Sounds like "running water" and "buzzing bees" are classes of sounds which are a collective result of many similar acoustic events and are known as "sound textures". A recent psychoacoustic study using sound textures has reported that natural sounding textures can be synthesized from white noise by imposing statistical features such as marginals and correlations computed from the outputs of cochlear models responding to the textures. The outputs being the envelopes of bandpass filter responses, the 'cochlear envelope'. This suggests that the perceptual qualities of many natural sounds derive directly from such statistical features, and raises the question of how these statistical features are distributed in the acoustic environment. To address this question, we collected a corpus of 200 sound textures from public online sources and analyzed the distributions of the textures' marginal statistics (mean, variance, skew, and kurtosis), cross-frequency correlations and modulation power statistics. A principal component analysis of these parameters revealed a great deal of redundancy in the texture parameters. For example, just two marginal principal components, which can be thought of as measuring the sparseness or burstiness of a texture, capture as much as 64% of the variance of the 128 dimensional marginal parameter space, while the first two principal components of cochlear correlations capture as much as 88% of the variance in the 496 correlation parameters. Knowledge of the statistical distributions documented here may help guide the choice of acoustic stimuli with high ecological validity in future research.
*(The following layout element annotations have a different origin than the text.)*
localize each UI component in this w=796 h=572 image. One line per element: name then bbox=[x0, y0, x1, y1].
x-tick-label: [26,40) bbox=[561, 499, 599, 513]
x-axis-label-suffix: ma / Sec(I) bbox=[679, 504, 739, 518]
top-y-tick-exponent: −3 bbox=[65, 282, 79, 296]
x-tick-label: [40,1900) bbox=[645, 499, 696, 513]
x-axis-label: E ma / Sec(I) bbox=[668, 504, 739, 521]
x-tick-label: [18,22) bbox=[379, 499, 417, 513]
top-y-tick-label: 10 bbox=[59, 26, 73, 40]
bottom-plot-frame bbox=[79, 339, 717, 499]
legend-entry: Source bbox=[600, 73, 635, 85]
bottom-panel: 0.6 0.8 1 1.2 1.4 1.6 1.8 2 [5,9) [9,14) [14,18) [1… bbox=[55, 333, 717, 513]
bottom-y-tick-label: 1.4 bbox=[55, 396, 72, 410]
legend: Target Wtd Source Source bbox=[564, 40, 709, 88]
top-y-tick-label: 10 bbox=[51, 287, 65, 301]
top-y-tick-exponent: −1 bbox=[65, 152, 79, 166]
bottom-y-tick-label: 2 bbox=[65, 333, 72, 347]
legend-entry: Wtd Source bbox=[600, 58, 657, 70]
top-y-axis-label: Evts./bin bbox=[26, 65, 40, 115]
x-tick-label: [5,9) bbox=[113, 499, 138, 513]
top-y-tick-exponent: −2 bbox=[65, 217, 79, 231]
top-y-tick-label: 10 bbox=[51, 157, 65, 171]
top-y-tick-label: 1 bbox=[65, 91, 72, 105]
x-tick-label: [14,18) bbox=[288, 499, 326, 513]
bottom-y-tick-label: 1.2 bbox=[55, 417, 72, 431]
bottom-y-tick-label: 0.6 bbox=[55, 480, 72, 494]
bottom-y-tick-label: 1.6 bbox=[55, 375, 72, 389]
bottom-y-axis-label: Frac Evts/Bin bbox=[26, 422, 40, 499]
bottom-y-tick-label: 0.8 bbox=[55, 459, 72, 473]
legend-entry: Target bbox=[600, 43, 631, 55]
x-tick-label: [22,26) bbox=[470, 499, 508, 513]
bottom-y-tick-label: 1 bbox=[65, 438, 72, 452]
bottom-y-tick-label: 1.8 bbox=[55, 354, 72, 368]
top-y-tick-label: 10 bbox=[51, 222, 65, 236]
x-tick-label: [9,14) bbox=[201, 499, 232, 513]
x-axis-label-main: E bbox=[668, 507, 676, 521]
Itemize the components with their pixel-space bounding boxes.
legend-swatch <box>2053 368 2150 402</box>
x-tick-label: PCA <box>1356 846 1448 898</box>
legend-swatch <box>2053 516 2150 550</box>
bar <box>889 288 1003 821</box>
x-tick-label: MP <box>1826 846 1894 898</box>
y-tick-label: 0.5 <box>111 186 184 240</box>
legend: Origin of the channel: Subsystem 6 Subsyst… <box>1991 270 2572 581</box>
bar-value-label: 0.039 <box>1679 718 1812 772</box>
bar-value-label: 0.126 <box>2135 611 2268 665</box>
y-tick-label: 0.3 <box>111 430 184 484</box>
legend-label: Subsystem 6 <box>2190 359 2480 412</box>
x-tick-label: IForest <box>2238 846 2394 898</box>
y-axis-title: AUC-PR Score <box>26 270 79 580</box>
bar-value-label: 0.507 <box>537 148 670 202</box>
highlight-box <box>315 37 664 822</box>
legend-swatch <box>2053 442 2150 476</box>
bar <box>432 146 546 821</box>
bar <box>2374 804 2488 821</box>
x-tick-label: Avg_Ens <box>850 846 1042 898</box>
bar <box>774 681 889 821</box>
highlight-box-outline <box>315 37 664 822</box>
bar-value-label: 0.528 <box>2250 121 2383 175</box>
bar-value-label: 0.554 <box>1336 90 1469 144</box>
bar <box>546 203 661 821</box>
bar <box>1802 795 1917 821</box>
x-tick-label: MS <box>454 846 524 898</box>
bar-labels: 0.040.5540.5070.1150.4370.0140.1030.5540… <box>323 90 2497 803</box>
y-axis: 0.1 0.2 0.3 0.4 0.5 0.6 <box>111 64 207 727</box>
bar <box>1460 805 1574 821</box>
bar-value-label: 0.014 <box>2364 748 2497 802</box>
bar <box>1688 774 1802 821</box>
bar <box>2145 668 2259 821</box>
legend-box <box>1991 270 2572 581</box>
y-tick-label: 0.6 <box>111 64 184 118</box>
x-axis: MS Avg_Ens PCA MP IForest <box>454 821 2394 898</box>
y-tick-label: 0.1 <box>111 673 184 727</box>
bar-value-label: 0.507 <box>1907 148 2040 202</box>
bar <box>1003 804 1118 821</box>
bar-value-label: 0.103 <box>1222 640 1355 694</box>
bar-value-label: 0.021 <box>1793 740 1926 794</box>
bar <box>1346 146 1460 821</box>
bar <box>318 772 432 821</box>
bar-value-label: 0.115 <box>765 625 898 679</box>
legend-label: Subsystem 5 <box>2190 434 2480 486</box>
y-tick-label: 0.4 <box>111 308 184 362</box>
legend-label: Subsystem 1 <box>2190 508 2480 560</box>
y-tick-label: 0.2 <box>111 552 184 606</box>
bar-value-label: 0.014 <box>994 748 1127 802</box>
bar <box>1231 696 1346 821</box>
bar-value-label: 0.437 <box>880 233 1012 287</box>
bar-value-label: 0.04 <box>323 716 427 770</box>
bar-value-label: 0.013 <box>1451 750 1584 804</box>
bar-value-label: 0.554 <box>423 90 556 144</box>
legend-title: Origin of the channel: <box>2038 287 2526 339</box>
听起来“流水”和“嗡嗡蜜蜂”是许多相似声学事件的集体结果,被称为“声音纹理”。最近一项使用声音纹理的心理声学研究报告称,可以通过施加统计特征,如从耳蜗模型对纹理的响应输出计算的边际和相关性,从白噪声中合成自然 sounding 纹理。输出是带通滤波器响应的包络,即“耳蜗包络”。这表明许多自然声音的感知质量直接源自这些统计特征,并提出了这些统计特征在声学环境中如何分布的问题。为了解决这个问题,我们从公共在线资源中收集了 200 个声音纹理的语料库,并分析了纹理的边际统计(均值、方差、偏度和峰度)、交叉频率相关和调制功率统计的分布。这些参数的主成分分析显示纹理参数存在很大的冗余。例如,仅两个边际主成分,可被认为是测量纹理的稀疏度或突发度,就可以捕获多达 64%的 128 维边际参数空间的方差,而耳蜗相关性的前两个主成分可以捕获多达 88%的 496 个相关参数的方差。这里记录的统计分布知识可能有助于指导未来研究中具有高生态有效性的声学刺激的选择。